Талин, я думаю, не хуже меня знает, как часто маленькие писательские ошибки заставляют читателя превратно истолковывать всю вашу мысль. А если рядом (что всегда возможно) появляются рассуждения на ту же тему какого-нибудь первично-невежественного журналиста, — вроде комментариев к моему очерку одного нововременца из «Возрождения», — путаница в читательских умах еще усиливается. Сама серьезность темы не позволяет пренебрегать мелочами: ведь дело идет о суде над молодежью последних десятилетий, и даже не над ней только, а, пожалуй, над всей русской интеллигенцией.
Проследим же внимательно комментарии Талина к моему очерку.

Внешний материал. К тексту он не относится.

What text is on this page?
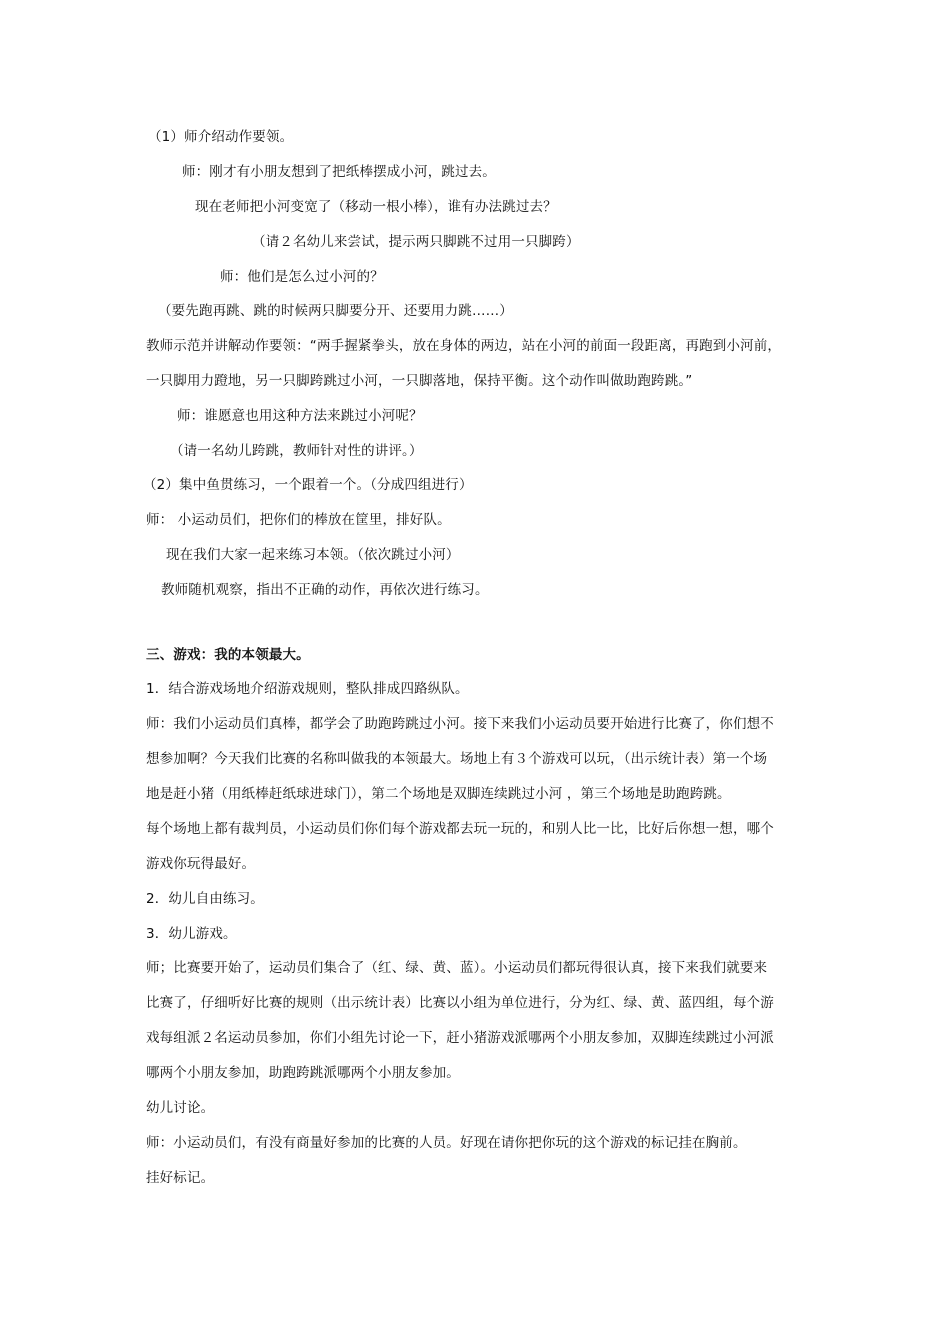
（1）师介绍动作要领。
师：刚才有小朋友想到了把纸棒摆成小河，跳过去。
现在老师把小河变宽了（移动一根小棒），谁有办法跳过去？
（请２名幼儿来尝试，提示两只脚跳不过用一只脚跨）
师：他们是怎么过小河的？
（要先跑再跳、跳的时候两只脚要分开、还要用力跳……）
教师示范并讲解动作要领：“两手握紧拳头，放在身体的两边，站在小河的前面一段距离，再跑到小河前，
一只脚用力蹬地，另一只脚跨跳过小河，一只脚落地，保持平衡。这个动作叫做助跑跨跳。”
师：谁愿意也用这种方法来跳过小河呢？
（请一名幼儿跨跳，教师针对性的讲评。）
（2）集中鱼贯练习，一个跟着一个。（分成四组进行）
师： 小运动员们，把你们的棒放在筐里，排好队。
现在我们大家一起来练习本领。（依次跳过小河）
教师随机观察，指出不正确的动作，再依次进行练习。
三、游戏：我的本领最大。
1．结合游戏场地介绍游戏规则，整队排成四路纵队。
师：我们小运动员们真棒，都学会了助跑跨跳过小河。接下来我们小运动员要开始进行比赛了，你们想不
想参加啊？今天我们比赛的名称叫做我的本领最大。场地上有３个游戏可以玩，（出示统计表）第一个场
地是赶小猪（用纸棒赶纸球进球门），第二个场地是双脚连续跳过小河 ，第三个场地是助跑跨跳。
每个场地上都有裁判员，小运动员们你们每个游戏都去玩一玩的，和别人比一比，比好后你想一想，哪个
游戏你玩得最好。
2．幼儿自由练习。
3．幼儿游戏。
师；比赛要开始了，运动员们集合了（红、绿、黄、蓝）。小运动员们都玩得很认真，接下来我们就要来
比赛了，仔细听好比赛的规则（出示统计表）比赛以小组为单位进行，分为红、绿、黄、蓝四组，每个游
戏每组派２名运动员参加，你们小组先讨论一下，赶小猪游戏派哪两个小朋友参加，双脚连续跳过小河派
哪两个小朋友参加，助跑跨跳派哪两个小朋友参加。
幼儿讨论。
师：小运动员们，有没有商量好参加的比赛的人员。好现在请你把你玩的这个游戏的标记挂在胸前。
挂好标记。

У меня, прежде всего, не было претензий дать образ чуть не целого поколения. Очерк узок и бегл, — просто рассказ о нескольких юношах, собиравшихся в некотором месте в такое-то время. Воскресные собрания отнюдь не были для меня «светом в окне» или якорем спасения. Большинство «старшей» интеллигенции, даже причастной к литературе, не жило тогда отдельными, замкнутыми кругами. Мы имели разнообразные возможности встречаться с людьми в разнообразных «планах». Тот круг «среднемолодой» эстетствующей и распущенной молодежи, который ярко и верно обрисовал Талин, — был нам просто ни с какой стороны не интересен. Все отлично знали, что эта «молодежь» выросла не из старого «декадентства» или последующего течения символизма; специфически-упадочная среда родилась гораздо позже, во второй половине десятых годов. И никакого «течения» в ней не было — было «стояние».
«Старшие» с этой средой, как со средой, непосредственной связи не имели, и не желали иметь, прекрасно понимая, что такое все эти «юрочки» и куда бредут их «Собаки».
В самом начале была, впрочем, связь — посредственная, через «полустарших», вроде Блока (и других, менее известных). Но скоро и полустаршие (очень многие из них) от этой среды отстранились.
Замечание Талина насчет Блока и «частички тайны 12-ти» — совершенно непонятно. Блок, говорит Талин, «как бы мстил слишком знакомой ему среде, и Христа, которого пытались (кто?) сделать водителем мертвеньких, развратненьких… превратил в водителя 12-ти диких, неуемно здоровых, матросов-большевиков». В чем же тут могла быть месть — «мертвень-кой» среде? Или это месть кому-то, кто будто бы пытался сделать водителем молодых мертвецов — Христа? Невозможно разобраться, да, пожалуй, и не стоит: довольно утвердить факт, что решительно никто и никогда не делал ни малейшей попытки навязать «мертвеньким» Христа в водители, и я даже не представляю себе, какому глупцу или безумцу могла бы прийти в голову подобная мысль.
Если Блок ушел в «уединение» и не примкнул к той или другой группе «старших» — главная причина этому лежала в особенностях его сложной натуры. Всякая «общественность» была для него чуждой стихией. И когда бы, где бы она его ни настигала — он неизменно падал… Во всяком случае, Блока трудно брать как «тип», подводить его под какое-нибудь правило: он был скорее исключением.